J’ai l’impression qu’un grand nombre d’entreprises ne veulent rien changer à cela. La pression est visiblement encore insuffisante. Pour abattre les silos, il suffit d’une seule question: que veut le client? Mais au lieu de faire ce pas en direction du client, le management continue de miser sur des règles forfaitaires. À ce niveau, la Suisse est encore très «rustique».
Pouvez-vous nous donner un exemple?
En Suisse, nous nous cramponnons comme des fous au téléphone et dépensons beaucoup d’argent au marketing pour cela. Mais personne ne veut être appelé au téléphone. Les entreprises pensent que les clients le souhaitent parce qu’ils se manifestent par téléphone en cas de problème. Le principe gravé dans le marbre consiste alors à contacter le client via le même canal. À ce niveau, je vois un énorme potentiel d’amélioration de l’expérience client, surtout pour le service à la clientèle. Le Marketing et la Vente font souvent du bon travail pour les campagnes, mais le service à la clientèle ne peut pas assurer par la suite car les moyens manquent. Ici, les entreprises ne hiérarchisent pas par «moments de vérité».
Selon vous, à quelle phase porte-t-on trop peu d’attention dans le processus de gestion des campagnes?

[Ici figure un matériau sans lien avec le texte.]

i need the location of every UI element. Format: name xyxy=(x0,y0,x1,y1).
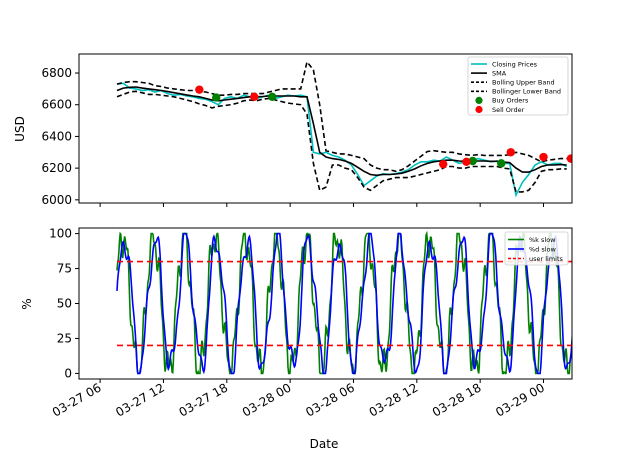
legend-buy-orders-label: Buy Orders xyxy=(492,97,529,105)
legend-k-slow-label: %k slow xyxy=(529,236,556,244)
k-slow-line xyxy=(116,230,572,375)
legend-d-slow-label: %d slow xyxy=(529,245,557,253)
price-legend-frame xyxy=(467,56,569,116)
legend-sell-order-marker xyxy=(475,105,483,114)
x-tick-label: 03-27 18 xyxy=(177,380,231,419)
buy-order-marker xyxy=(468,156,477,166)
price-y-axis-label: USD xyxy=(13,116,27,142)
price-y-tick-label: 6000 xyxy=(41,193,72,207)
price-y-tick-label: 6400 xyxy=(41,129,72,143)
price-y-tick-label: 6600 xyxy=(41,98,72,112)
x-tick-label: 03-28 00 xyxy=(240,380,294,419)
sell-order-marker xyxy=(462,157,471,166)
stochastic-y-tick-label: 25 xyxy=(57,331,72,345)
legend-buy-orders-marker xyxy=(475,96,483,104)
buy-order-marker xyxy=(267,92,277,101)
sell-order-marker xyxy=(506,148,515,157)
stochastic-y-tick-label: 100 xyxy=(49,227,72,241)
stochastic-y-tick-label: 0 xyxy=(64,366,72,380)
sell-order-marker xyxy=(250,92,259,101)
sell-order-marker xyxy=(439,159,448,169)
legend-sell-order-label: Sell Order xyxy=(492,106,525,114)
stochastic-y-tick-label: 50 xyxy=(57,297,72,311)
stochastic-legend: %k slow%d slow user limits xyxy=(504,231,569,266)
sell-order-marker xyxy=(566,154,572,163)
x-axis-label: Date xyxy=(310,437,339,451)
x-tick-label: 03-27 06 xyxy=(50,380,104,419)
sell-order-marker xyxy=(195,85,204,94)
legend-user-limits-label: user limits xyxy=(529,255,564,263)
sma-line xyxy=(116,86,567,177)
legend-close-price-label: Closing Prices xyxy=(492,60,538,68)
legend-upper-band-label: Bolling Upper Band xyxy=(492,79,555,87)
sell-order-marker xyxy=(607,156,615,164)
stochastic-y-axis-label: % xyxy=(20,298,34,309)
buy-order-marker xyxy=(576,163,584,171)
x-tick-label: 03-28 12 xyxy=(367,380,421,419)
legend-sma-label: SMA xyxy=(492,69,507,77)
legend-lower-band-label: Bollinger Lower Band xyxy=(492,88,561,96)
x-tick-label: 03-27 12 xyxy=(113,380,167,419)
x-tick-label: 03-29 00 xyxy=(493,380,547,419)
x-tick-label: 03-28 18 xyxy=(430,380,484,419)
price-y-tick-label: 6200 xyxy=(41,161,72,175)
sell-order-marker xyxy=(539,152,548,162)
stochastic-y-tick-label: 75 xyxy=(57,262,72,276)
price-y-tick-label: 6800 xyxy=(41,66,72,80)
buy-order-marker xyxy=(497,159,506,168)
buy-order-marker xyxy=(212,93,221,102)
x-tick-label: 03-28 06 xyxy=(303,380,357,419)
upper-band-line xyxy=(116,60,567,173)
lower-band-line xyxy=(116,90,567,193)
d-slow-line xyxy=(116,232,572,375)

À la phase d’analyse. Nous sommes encore trop mus par le marketing classique qui privilégie la créativité. Les campagnes sont considérées comme réussies si le processus créatif recommence à chaque fois. Cela nous permet certes d’offrir un fort potentiel d’apprentissage. En revanche, dans le cadre du travail d’analyse, nous faisons a priori toujours la même chose, mais en modifiant certains paramètres, et nous en apprenons plus sur les clients grâce aux résultats. Dans le cadre de la gestion des campagnes, il faudrait se concentrer davantage sur l’apprentissage basé sur les données. Malheureusement, cette phase est souvent oubliée dès la planification. Chaque spécialiste du marketing le sait: pour la phase de planification, la partie créative de la campagne et la mise en œuvre sur le marché, il faut des budgets associés. Par contre, le budget pour l’analyse dédié à l’apprentissage manque souvent à l’appel. Si une campagne est créative et bien mise en œuvre, mais que les erreurs passées sont répétées par manque de données, alors je considère que le management est «idiot».
La gestion des campagnes est un élément du CRM. Comment l’intégrer dans la stratégie CRM?

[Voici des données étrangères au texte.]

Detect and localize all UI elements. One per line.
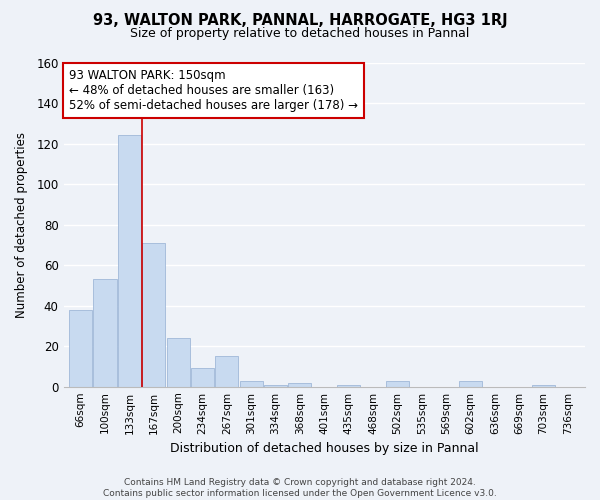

Le CRM est une affaire de relations. Une relation naît d’une suite de bonnes expériences successives. Le CRM est ainsi étroitement apparenté à l’expérience client. Pour élaborer la stratégie CRM, le management des entreprises doit se poser cinq questions: connaissons-nous le Journey de nos clients? De quel sujet devrions-nous parler dans le cadre de la relation avec nos clients? Ce dialogue peut-il et devrait-il être automatisé? Disposons-nous de l’infrastructure nécessaire? Et disposons-nous des données nécessaires à la diffusion des messages à nos clients? Les réponses à ces cinq questions permettront alors de bien intégrer les campagnes à la stratégie CRM. Malheureusement, le CRM et la gestion des campagnes dépendent souvent de sections différentes et divers logiciels sont utilisés. Le Marketing s’occupe des campagnes, l’Informatique du système CRM. Cette erreur doit être éliminée, par une gestion de la clientèle intégrale qui comprenne les deux approches.

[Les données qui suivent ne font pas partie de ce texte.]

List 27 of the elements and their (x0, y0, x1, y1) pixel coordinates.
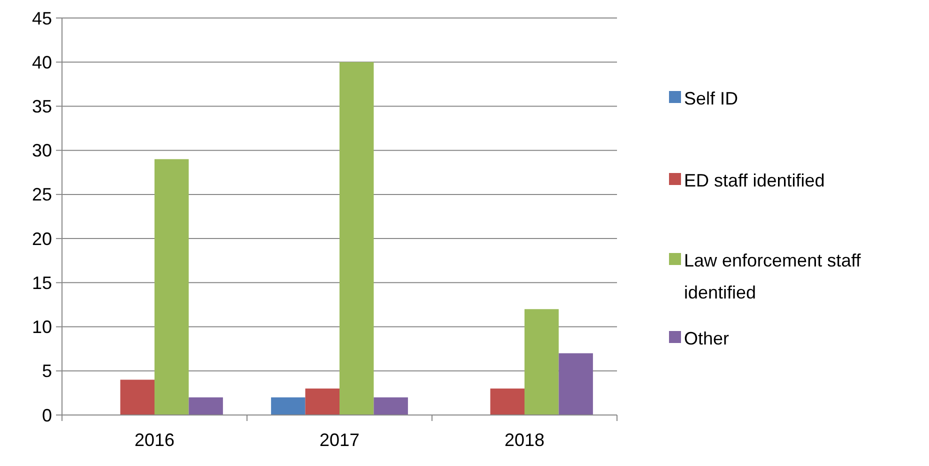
bar (558, 353, 593, 415)
y-tick-label: 20 (32, 228, 52, 249)
bar (340, 62, 374, 415)
y-tick-label: 0 (42, 405, 52, 426)
y-tick-label: 40 (32, 52, 52, 72)
bar (271, 397, 306, 415)
bar (154, 159, 189, 415)
bar (120, 380, 154, 415)
bar (374, 397, 408, 415)
bar (524, 309, 559, 415)
legend-label: Law enforcement staff identified (684, 250, 862, 302)
x-tick-label: 2016 (134, 430, 175, 450)
legend-label: Other (684, 328, 730, 348)
y-tick-label: 30 (32, 140, 52, 161)
y-tick-label: 15 (32, 272, 52, 293)
y-tick-label: 35 (32, 96, 52, 117)
bar (188, 397, 223, 415)
bar (490, 388, 524, 415)
x-tick-label: 2018 (504, 430, 545, 450)
legend-label: ED staff identified (684, 170, 825, 190)
y-tick-label: 25 (32, 184, 52, 205)
y-tick-label: 5 (42, 361, 52, 382)
bar (305, 388, 340, 415)
x-tick-label: 2017 (319, 430, 360, 450)
legend-label: Self ID (684, 88, 738, 108)
y-tick-label: 45 (32, 8, 52, 28)
y-tick-label: 10 (32, 317, 52, 338)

Le prof. Nils Hafner enseigne à l’Institut des services financiers (IFZ), Zoug de la Haute École de Lucerne, Économie. Il fait partie des pionniers en matière de Customer Relationship Management (CRM) et a conçu le premier programme de master en CRM de l’espace germanophone. Outre ses spécialités que sont le CRM, la gestion de la clientèle et la fidélisation de la clientèle, il fait également autorité dans les domaines de la gestion des changements, du développement des organisations et du marketing des services financiers.